Reputation: 21
I recently came across this question for an assessment:
ExecutorService threadpool = Executors.newFixedThreadPool(N);
for(Runnable task : tasks){
threadpool.submit(task);
}
Each task spends 25% for the computation and 75% doing I/O. assume we are working on a quad core machine(no hyper threading), what should be the size of thread pool N to achieve maximum performance without wasting threads? (assume we have infinite I/O capacity)
I guessed 16 as the machine has infinite I/O it means, that we can concentrate fully on CPUs. Each task is using one quarter of a CPU while running. That means, we can have four tasks running to saturate one CPU core and that makes N=16 on a quad core machine.
update: the options for this questions were 2,4,5,6,7,8,12,and 16.
Upvotes: 2
Views: 3192
Reputation: 971
Although this question has no strictly right or wrong answer, the subjectively good one would be:
32 Threads
You have to think in terms of probability. For now let's just consider one CPU core and independent threads:
One thread has a 25% chance to be doing a computation at any given time. If you have 2 independent threads (probability events), the probability of having at least one doing some CPU work is not 50% but 7/16 (43.75%). (If you are not sure about that, you should refresh some of those probability skills).
You probably see where this is going.
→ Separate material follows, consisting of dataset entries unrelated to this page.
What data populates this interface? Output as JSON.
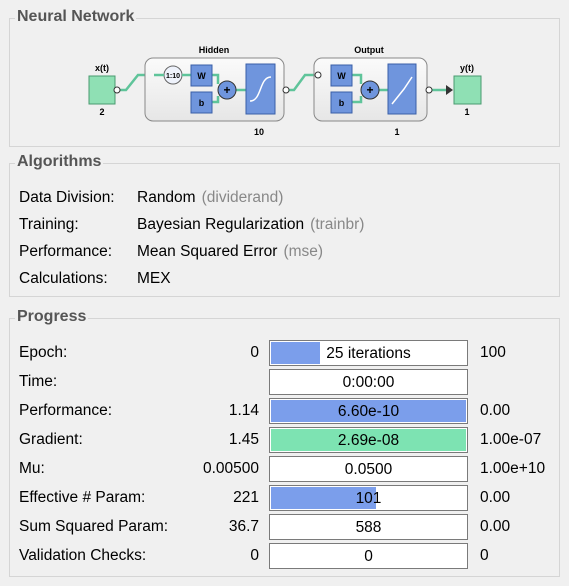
{
  "network": {
    "title": "Neural Network",
    "input": {
      "label": "x(t)",
      "size": "2"
    },
    "hidden": {
      "label": "Hidden",
      "delay": "1:10",
      "weight": "W",
      "bias": "b",
      "sum": "+",
      "neurons": "10"
    },
    "output_layer": {
      "label": "Output",
      "weight": "W",
      "bias": "b",
      "sum": "+",
      "neurons": "1"
    },
    "output": {
      "label": "y(t)",
      "size": "1"
    },
    "colors": {
      "node": "#8fe0b4",
      "block": "#6f95dd",
      "layer_bg": "#f2f2f2"
    }
  },
  "algorithms": {
    "title": "Algorithms",
    "rows": [
      {
        "label": "Data Division:",
        "value": "Random",
        "code": "(dividerand)"
      },
      {
        "label": "Training:",
        "value": "Bayesian Regularization",
        "code": "(trainbr)"
      },
      {
        "label": "Performance:",
        "value": "Mean Squared Error",
        "code": "(mse)"
      },
      {
        "label": "Calculations:",
        "value": "MEX",
        "code": ""
      }
    ]
  },
  "progress": {
    "title": "Progress",
    "rows": [
      {
        "label": "Epoch:",
        "start": "0",
        "current": "25 iterations",
        "end": "100",
        "fill": 0.25,
        "color": "#7b9eeb"
      },
      {
        "label": "Time:",
        "start": "",
        "current": "0:00:00",
        "end": "",
        "fill": 0,
        "color": "#7b9eeb"
      },
      {
        "label": "Performance:",
        "start": "1.14",
        "current": "6.60e-10",
        "end": "0.00",
        "fill": 1.0,
        "color": "#7b9eeb"
      },
      {
        "label": "Gradient:",
        "start": "1.45",
        "current": "2.69e-08",
        "end": "1.00e-07",
        "fill": 1.0,
        "color": "#7de3b2"
      },
      {
        "label": "Mu:",
        "start": "0.00500",
        "current": "0.0500",
        "end": "1.00e+10",
        "fill": 0,
        "color": "#7b9eeb"
      },
      {
        "label": "Effective # Param:",
        "start": "221",
        "current": "101",
        "end": "0.00",
        "fill": 0.54,
        "color": "#7b9eeb"
      },
      {
        "label": "Sum Squared Param:",
        "start": "36.7",
        "current": "588",
        "end": "0.00",
        "fill": 0,
        "color": "#7b9eeb"
      },
      {
        "label": "Validation Checks:",
        "start": "0",
        "current": "0",
        "end": "0",
        "fill": 0,
        "color": "#7b9eeb"
      }
    ]
  }
}
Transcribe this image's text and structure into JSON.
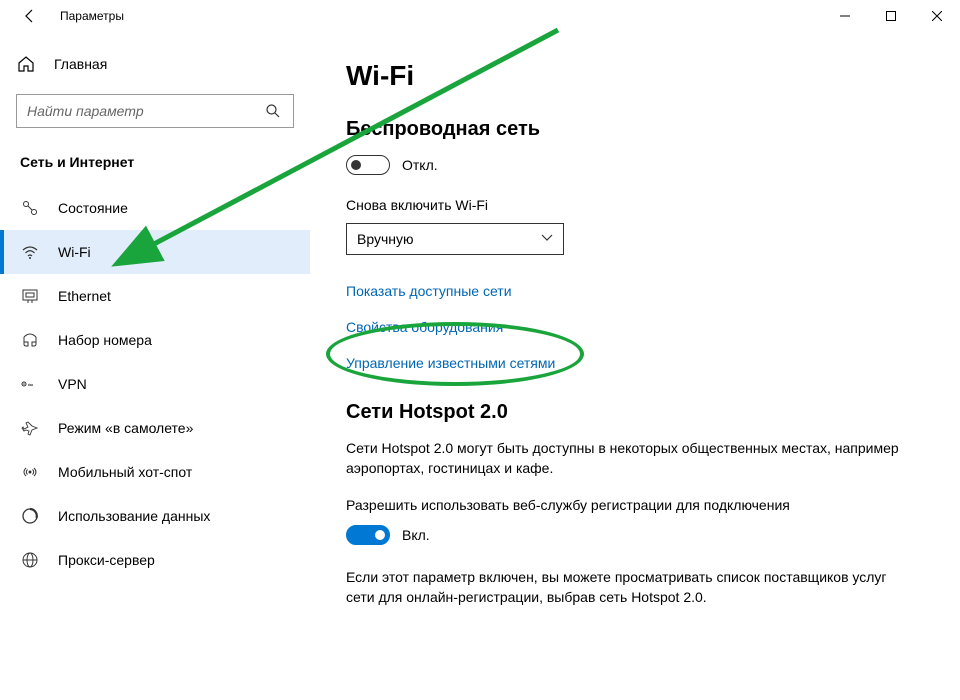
{
  "window": {
    "title": "Параметры"
  },
  "sidebar": {
    "home": "Главная",
    "search_placeholder": "Найти параметр",
    "section": "Сеть и Интернет",
    "items": [
      {
        "label": "Состояние"
      },
      {
        "label": "Wi-Fi"
      },
      {
        "label": "Ethernet"
      },
      {
        "label": "Набор номера"
      },
      {
        "label": "VPN"
      },
      {
        "label": "Режим «в самолете»"
      },
      {
        "label": "Мобильный хот-спот"
      },
      {
        "label": "Использование данных"
      },
      {
        "label": "Прокси-сервер"
      }
    ]
  },
  "main": {
    "title": "Wi-Fi",
    "wireless": {
      "heading": "Беспроводная сеть",
      "toggle_state": "Откл.",
      "reconnect_label": "Снова включить Wi-Fi",
      "reconnect_value": "Вручную"
    },
    "links": {
      "show_networks": "Показать доступные сети",
      "hardware_props": "Свойства оборудования",
      "manage_known": "Управление известными сетями"
    },
    "hotspot": {
      "heading": "Сети Hotspot 2.0",
      "desc": "Сети Hotspot 2.0 могут быть доступны в некоторых общественных местах, например аэропортах, гостиницах и кафе.",
      "allow_label": "Разрешить использовать веб-службу регистрации для подключения",
      "toggle_state": "Вкл.",
      "note": "Если этот параметр включен, вы можете просматривать список поставщиков услуг сети для онлайн-регистрации, выбрав сеть Hotspot 2.0."
    }
  },
  "annotation_color": "#19a53c"
}
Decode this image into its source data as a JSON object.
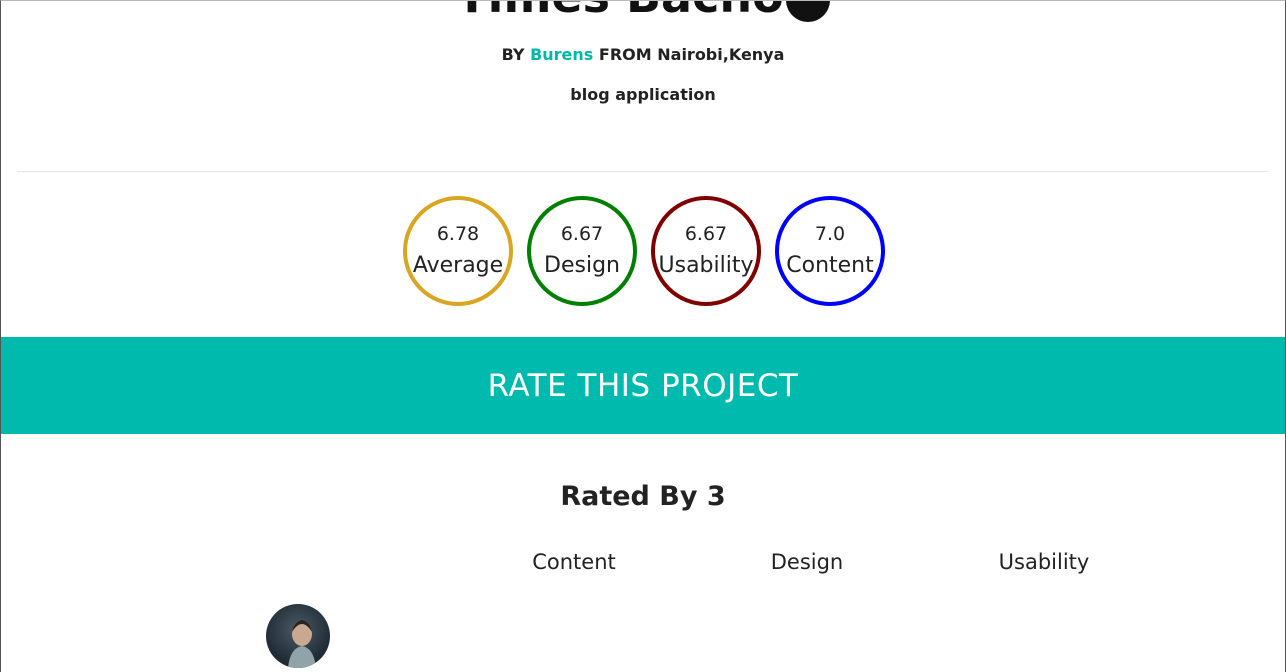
{
  "header": {
    "title": "Times Bacho",
    "byline_prefix": "BY",
    "author": "Burens",
    "byline_from": "FROM Nairobi,Kenya",
    "description": "blog application"
  },
  "scores": [
    {
      "value": "6.78",
      "label": "Average",
      "color": "#DAA520"
    },
    {
      "value": "6.67",
      "label": "Design",
      "color": "#008000"
    },
    {
      "value": "6.67",
      "label": "Usability",
      "color": "#800000"
    },
    {
      "value": "7.0",
      "label": "Content",
      "color": "#0000FF"
    }
  ],
  "rate_banner": {
    "label": "RATE THIS PROJECT",
    "color": "#00BBAD"
  },
  "ratings": {
    "title": "Rated By 3",
    "columns": [
      "Content",
      "Design",
      "Usability"
    ]
  }
}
For the P to be 100%, the thread count would have to be infinite. So we have to make an educated guess: 4 threads have a P of ~68%, 8 threads ~90%. To go up in count would be now really unproductive, so we settle at 8. That is for one core. We have 4 CPU cores, so we can multiply that by 4 and we get the final answer: 32.
Upvotes: 2
Reputation: 59144
You are correct that you should be thinking about saturating your cores. The best answer will be more than 16, though. If you have only 16 threads, then the CPU demands aren't going to align perfectly so that all your cores are in use all the time.
So the best answer is > 16, but also small enough not to significantly increase individual task completion time, impose significant thread-switching costs, or waste a whole lot of memory.
If you learned this in class, then your prof probably gave you multiplier to use as a "rule of thumb". He would be expecting you to remember it and apply it here.
I usually use average_demand = 2*num_cores, so would pick 32 threads. This works well in most cases. When the average CPU demand is twice the number of cores, the core utilization will be pretty close to 100%.
Also, in this case, the CPU portion of each task only gets 1/2 core on average, so it takes twice as long... but it's only 25% of the work so the task completion time is only 13% more than optimal.
The 2-times default that I use is almost always higher than the optimal number, but its also almost always low enough not to impose significant extra overheads. If you know that your tasks are very heavily CPU-bound, then you can confidently reduce this number.
If you really want to find the optimal value, then you can measure it, but when your in the right range it's not gonna make a lot of difference.
--
P.S NOTE: The 'average_demand' I used above is the expected number of cores that would be in use at any time given N threads and N cores.
Upvotes: 3